The FFIEC released a revised Cybersecurity Assessment Tool (CAT) in May 2017. The update incorporates mapping to changes in the FFIEC IT Examination Handbook, while also allowing for a greater range of responses that lets institutions describe circumstances that impact controls adoption and/or mitigate risks in other ways. This session will summarize the changes, review case studies using the updated version, and address frequently asked questions related to application of the CAT to common situations.
- Changes in the revised CAT tool
- Compare CAT tool categories and specific controls to other common cybersecurity frameworks, such as the CIS critical controls and NIST security standards
- Case studies of CAT implementation/completion from other financial institutions
- Examples of compensating controls
- TAKE-AWAY TOOLKIT
- References for framework comparisons
- System and application hardening checklists
- Employee training log
- Quiz you can administer to measure staff learning and a separate answer key
WHO SHOULD ATTEND?
This informative session is directed to management, executives, and board/committee members with responsibility for managing or overseeing cybersecurity for your financial institution.
SPEAKER: Randall J. Romes, CliftonLarsonAllen LLP
Randy Romes has been a consultant at CliftonLarsonAllen since 1999 and brings a strong background in computer technology, physics, and education.
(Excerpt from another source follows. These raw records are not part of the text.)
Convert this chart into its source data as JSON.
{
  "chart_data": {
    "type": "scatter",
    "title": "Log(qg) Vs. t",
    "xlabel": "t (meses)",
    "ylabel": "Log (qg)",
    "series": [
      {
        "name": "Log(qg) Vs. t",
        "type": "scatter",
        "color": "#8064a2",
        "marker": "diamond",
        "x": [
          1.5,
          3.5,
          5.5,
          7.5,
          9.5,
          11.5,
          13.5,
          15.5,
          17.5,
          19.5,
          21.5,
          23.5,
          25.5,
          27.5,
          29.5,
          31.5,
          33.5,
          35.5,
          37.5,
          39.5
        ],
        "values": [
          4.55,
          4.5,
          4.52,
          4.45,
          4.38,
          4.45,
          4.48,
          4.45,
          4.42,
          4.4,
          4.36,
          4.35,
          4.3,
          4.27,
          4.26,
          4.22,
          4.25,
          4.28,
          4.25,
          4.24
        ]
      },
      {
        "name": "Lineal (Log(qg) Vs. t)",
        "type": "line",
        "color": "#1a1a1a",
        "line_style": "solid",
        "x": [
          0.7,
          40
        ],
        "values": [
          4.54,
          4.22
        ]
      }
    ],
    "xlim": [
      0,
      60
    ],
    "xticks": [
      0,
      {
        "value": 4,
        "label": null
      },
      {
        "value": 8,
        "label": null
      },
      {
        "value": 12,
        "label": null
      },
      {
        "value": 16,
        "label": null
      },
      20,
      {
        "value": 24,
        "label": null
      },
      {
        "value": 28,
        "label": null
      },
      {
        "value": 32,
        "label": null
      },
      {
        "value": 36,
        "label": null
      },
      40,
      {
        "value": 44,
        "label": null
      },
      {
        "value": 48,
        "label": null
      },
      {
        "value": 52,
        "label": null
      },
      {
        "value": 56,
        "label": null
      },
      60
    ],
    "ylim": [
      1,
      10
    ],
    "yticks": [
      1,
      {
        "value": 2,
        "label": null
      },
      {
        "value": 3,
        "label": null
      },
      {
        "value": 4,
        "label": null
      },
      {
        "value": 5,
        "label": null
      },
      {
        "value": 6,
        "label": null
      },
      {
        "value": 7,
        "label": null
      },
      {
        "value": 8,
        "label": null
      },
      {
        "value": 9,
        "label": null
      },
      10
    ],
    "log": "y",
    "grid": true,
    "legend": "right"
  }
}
As a Principal in the Information Security Services Group, Randy leads a team of technology and industry specialists and is responsible for the continuing development of the open-source, Unix, and Windows applications used in security audits.
Randy has been involved in developing numerous leading-edge hacking/testing methods and security service offerings. A featured speaker at national information and security management conferences, Randy holds multiple certifications, a Master’s in Educational Technology from the University of Saint Thomas, and a Bachelor’s in Education from the University of Wisconsin – Madison. In addition, he is an instructor at the Graduate School of Banking at the University of Colorado in Boulder.